Endlich wieder mal mehr Schweizer und Europäer in der Stadt als Chinesen, rutscht es dem Speaker kurz vor dem nächsten Blockstart der Voll- und Halbdistanzmarathonis heraus – und er beginnt seine Aussage sogleich zu relativieren. Betont die Wichtigkeit der Asiaten aus dem «Land des Lächelns». Und dass sie ja sehr gerne gesehen seien, hier in Luzern. Natürlich und grundsätzlich.
Es sollte der einzige kleine «Faux pas» an einem wunderbaren Sonntag-Vormittag werden.

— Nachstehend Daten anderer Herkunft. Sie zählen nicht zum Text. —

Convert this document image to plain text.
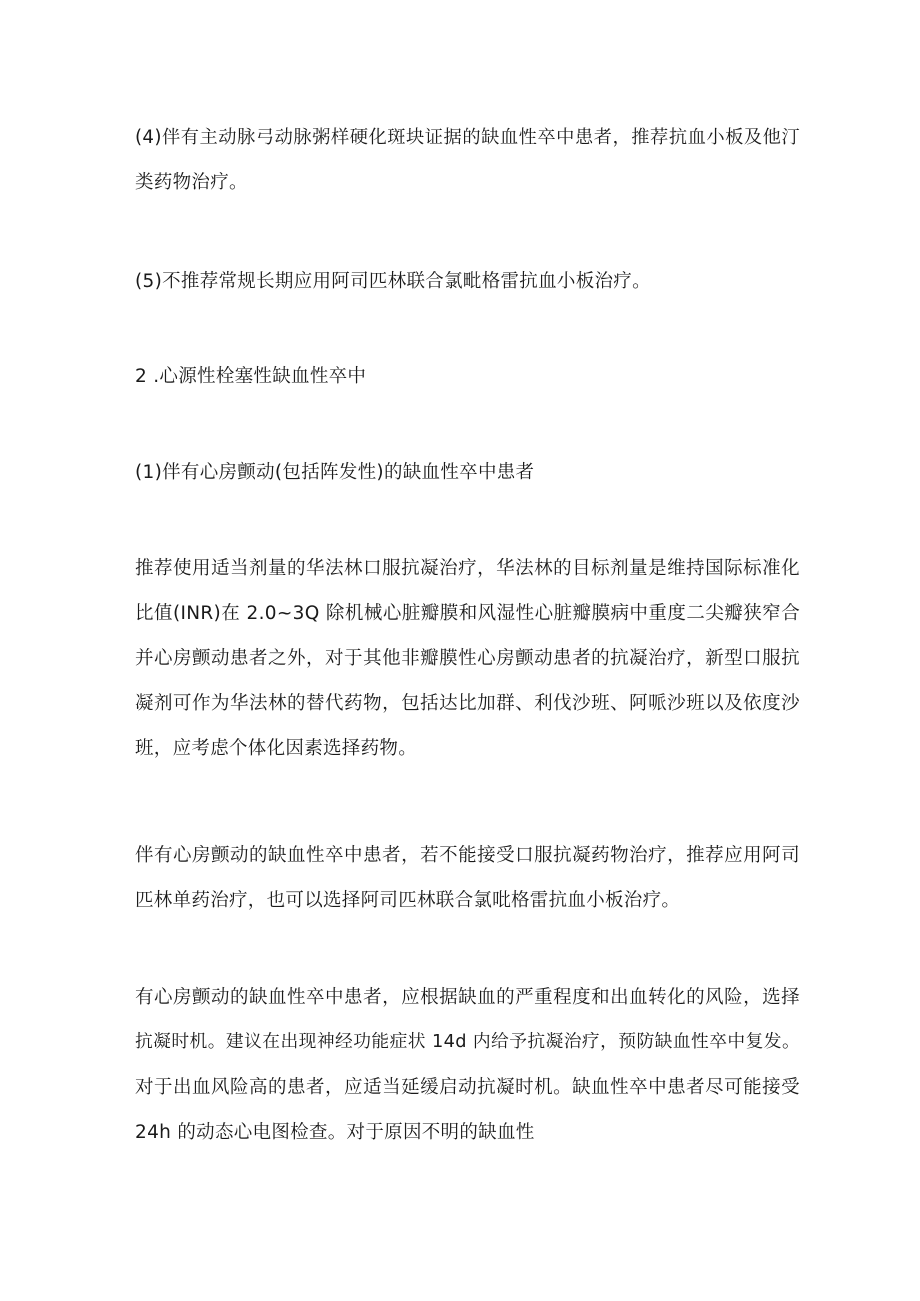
(4)伴有主动脉弓动脉粥样硬化斑块证据的缺血性卒中患者，推荐抗血小板及他汀
类药物治疗。
(5)不推荐常规长期应用阿司匹林联合氯毗格雷抗血小板治疗。
2 .心源性栓塞性缺血性卒中
(1)伴有心房颤动(包括阵发性)的缺血性卒中患者
推荐使用适当剂量的华法林口服抗凝治疗，华法林的目标剂量是维持国际标准化
比值(INR)在 2.0~3Q 除机械心脏瓣膜和风湿性心脏瓣膜病中重度二尖瓣狭窄合
并心房颤动患者之外，对于其他非瓣膜性心房颤动患者的抗凝治疗，新型口服抗
凝剂可作为华法林的替代药物，包括达比加群、利伐沙班、阿哌沙班以及依度沙
班，应考虑个体化因素选择药物。
伴有心房颤动的缺血性卒中患者，若不能接受口服抗凝药物治疗，推荐应用阿司
匹林单药治疗，也可以选择阿司匹林联合氯吡格雷抗血小板治疗。
有心房颤动的缺血性卒中患者，应根据缺血的严重程度和出血转化的风险，选择
抗凝时机。建议在出现神经功能症状 14d 内给予抗凝治疗，预防缺血性卒中复发。
对于出血风险高的患者，应适当延缓启动抗凝时机。缺血性卒中患者尽可能接受
24h 的动态心电图检查。对于原因不明的缺血性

Neuer Strecken- und Besucherrekord beim «9. Swiss City Marathon», die Organisation greift wirklich Hand in Hand: Angefangen beim Schiffs-Shuttle-Betrieb vom Bahnhof zum Startgelände quer über den Vierwaldstättersee im gefühlten Minutentakt, über die erstklassige Infrastruktur bei Garderoben und Duschen – bis hin zum Streckenverlauf, der zwischen Stadtrundgang, Uferidylle, Villen-Sightseeing und Alpenpanorama wirklich alles bietet. Schlag auf Schlag. Die Traverse des KKL auf blauem Plüschteppich mit Trockeneis und Scheinwerfershow inklusive. Soviel steht fest: Luzern kann Marathon.
Es noch einmal so richtig krachen lassen, war meine Devise auf der Halbdistanz. Und das ging – zwei Wochen nach erfolgreichem München-Marathon – auch weitestgehend auf. Selbst im coupierten Gelände stadtauswärts Richtung Kastanienbaum und St. Niklausen pendelt sich die Pace zwischen 5:16 und 5:52 Minuten pro Kilometer ein. Und franst erst bei Kilometer 14 aus, als ich mental etwas abhänge.
Danach wird gebissen, wird die Komfortzone verlassen. Jedenfalls so gut es geht. 84,4 Wettkampfkilometer innert vier Wochen stehen nach dem Zieleinlauf im Innenhof des Verkershauses auf meinem Tacho. Und die leise Enttäuschung, die persönliche Halbmarathon-Bestzeit von 1:57.21 Stunden auf dem letzten Streckendrittel in den Sand gesetzt zu haben, verfliegt rasch. Auch die erlaufenen 2:03.29 Stunden dürfen sich sehen lassen, die Ausdauerform stimmt.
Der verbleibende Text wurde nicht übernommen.